While our unemployment rate is just a little over 4 percent, there aren’t a lot of high-paying jobs. Many of them are low-level manufacturing and agriculture jobs, so people are leaving for the cities and urban areas.

But before anyone writes us off, they should know we have some of the highest test scores in the state of Indiana. In fact, we have an inverse correlation between poverty and performance, which is highly unusual.

Our kids have scored in the top 10 on state testing for the entire state in the last few years, and all our schools are A-rated. The kids work hard and our teachers work hard.

Unfortunately, only about 48 percent of Jay County students go to college, and that’s alarming. So we set out to change that culture.

The Jay County Promise is a program that encourages our district’s young people to continue their education beyond high school. It provides a 529 college savings plan to each Jay County student in K3.

Since launching the program, about 70 percent of our kids now start school with their own college savings account. Furthermore, many of these students will be the first generation of college-educated people in their family.

What makes our 529 different

These college savings plans have been around for a while, but our state has one of the most liberal tax advantages of any 529. The parents get a 20 percent rebate on their taxes up to $5,000. We built a whole theme around saving at the start of the 2015-16 school year. We call it “feeding the pig.”
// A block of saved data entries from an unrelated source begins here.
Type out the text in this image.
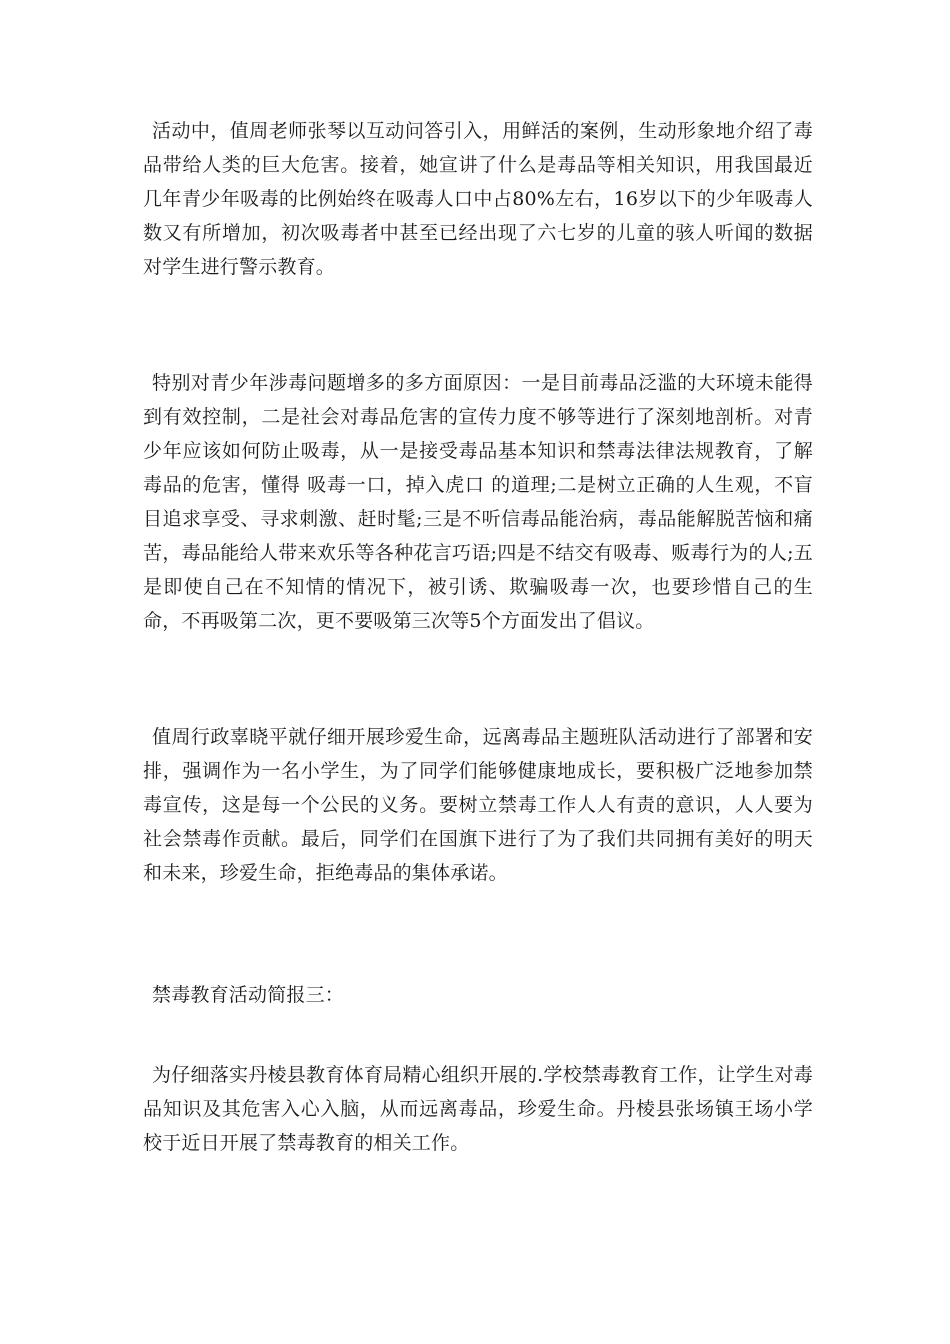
活动中，值周老师张琴以互动问答引入，用鲜活的案例，生动形象地介绍了毒品带给人类的巨大危害。接着，她宣讲了什么是毒品等相关知识，用我国最近几年青少年吸毒的比例始终在吸毒人口中占80%左右，16岁以下的少年吸毒人数又有所增加，初次吸毒者中甚至已经出现了六七岁的儿童的骇人听闻的数据对学生进行警示教育。

特别对青少年涉毒问题增多的多方面原因：一是目前毒品泛滥的大环境未能得到有效控制，二是社会对毒品危害的宣传力度不够等进行了深刻地剖析。对青少年应该如何防止吸毒，从一是接受毒品基本知识和禁毒法律法规教育，了解毒品的危害，懂得 吸毒一口，掉入虎口 的道理;二是树立正确的人生观，不盲目追求享受、寻求刺激、赶时髦;三是不听信毒品能治病，毒品能解脱苦恼和痛苦，毒品能给人带来欢乐等各种花言巧语;四是不结交有吸毒、贩毒行为的人;五是即使自己在不知情的情况下，被引诱、欺骗吸毒一次，也要珍惜自己的生命，不再吸第二次，更不要吸第三次等5个方面发出了倡议。

值周行政辜晓平就仔细开展珍爱生命，远离毒品主题班队活动进行了部署和安排，强调作为一名小学生，为了同学们能够健康地成长，要积极广泛地参加禁毒宣传，这是每一个公民的义务。要树立禁毒工作人人有责的意识，人人要为社会禁毒作贡献。最后，同学们在国旗下进行了为了我们共同拥有美好的明天和未来，珍爱生命，拒绝毒品的集体承诺。

禁毒教育活动简报三：

为仔细落实丹棱县教育体育局精心组织开展的.学校禁毒教育工作，让学生对毒品知识及其危害入心入脑，从而远离毒品，珍爱生命。丹棱县张场镇王场小学校于近日开展了禁毒教育的相关工作。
All the kids get a plastic piggy bank when they sign up, and our local foundation starts their college fund with $25. Then we ask the kids to go out and raise $25 on their own. That $50 is then matched by $50 from our local businesses. We’ve raised about $100,000 from the community and local industry to use for this program.

Our principals got involved by making the sign up part of school registration. Becoming part of the Jay County Promise is as simple as filling out a form at registration.

The real measure of success is the level of parental involvement. Before the program, we had been ranked 54 in the state for percentage of youth with a 529 college savings account.

Now we’re ranked 4, and we anticipate we’ll reach No. 2 with the next class that we take in.

Laying the groundwork

The key to making the program work was “pre-seeding” the idea in the community, to help parents understand the value of the program. We did radio ads, social media, billboards and robocalls—anything we could think of to spread the word.

We also took 1,000 kids to Taylor University so they could see what a college looks like. The Jay County Promise has really become part of our culture.

One of the crowning moments of this program, for me, was when we had a booth set up at the local fair. I saw a little girl and her mother walk by, and I said, “Hey, would you like to sign up for a college savings account?” The mother said, “No. I don’t think so right now.”

So I said, “You get a free $25.” And the mother still resisted. But the little girl said, “Mommy, I want to go to college. You need to sign up so I can go to college.” The child was practically dragging her mother to the table.

That was a pretty telling moment, because that’s where you are going to make your difference. If the kids believe they’ve got a bright future, they’ll lead the charge on that.

The mother and daughter were really happy when they left. Mom said, “I’ve actually signed my daughter up for college and she’s only a kindergartner.” That’s what makes it all worthwhile.

Tim Long is superintendent of Jay County Schools in Indiana.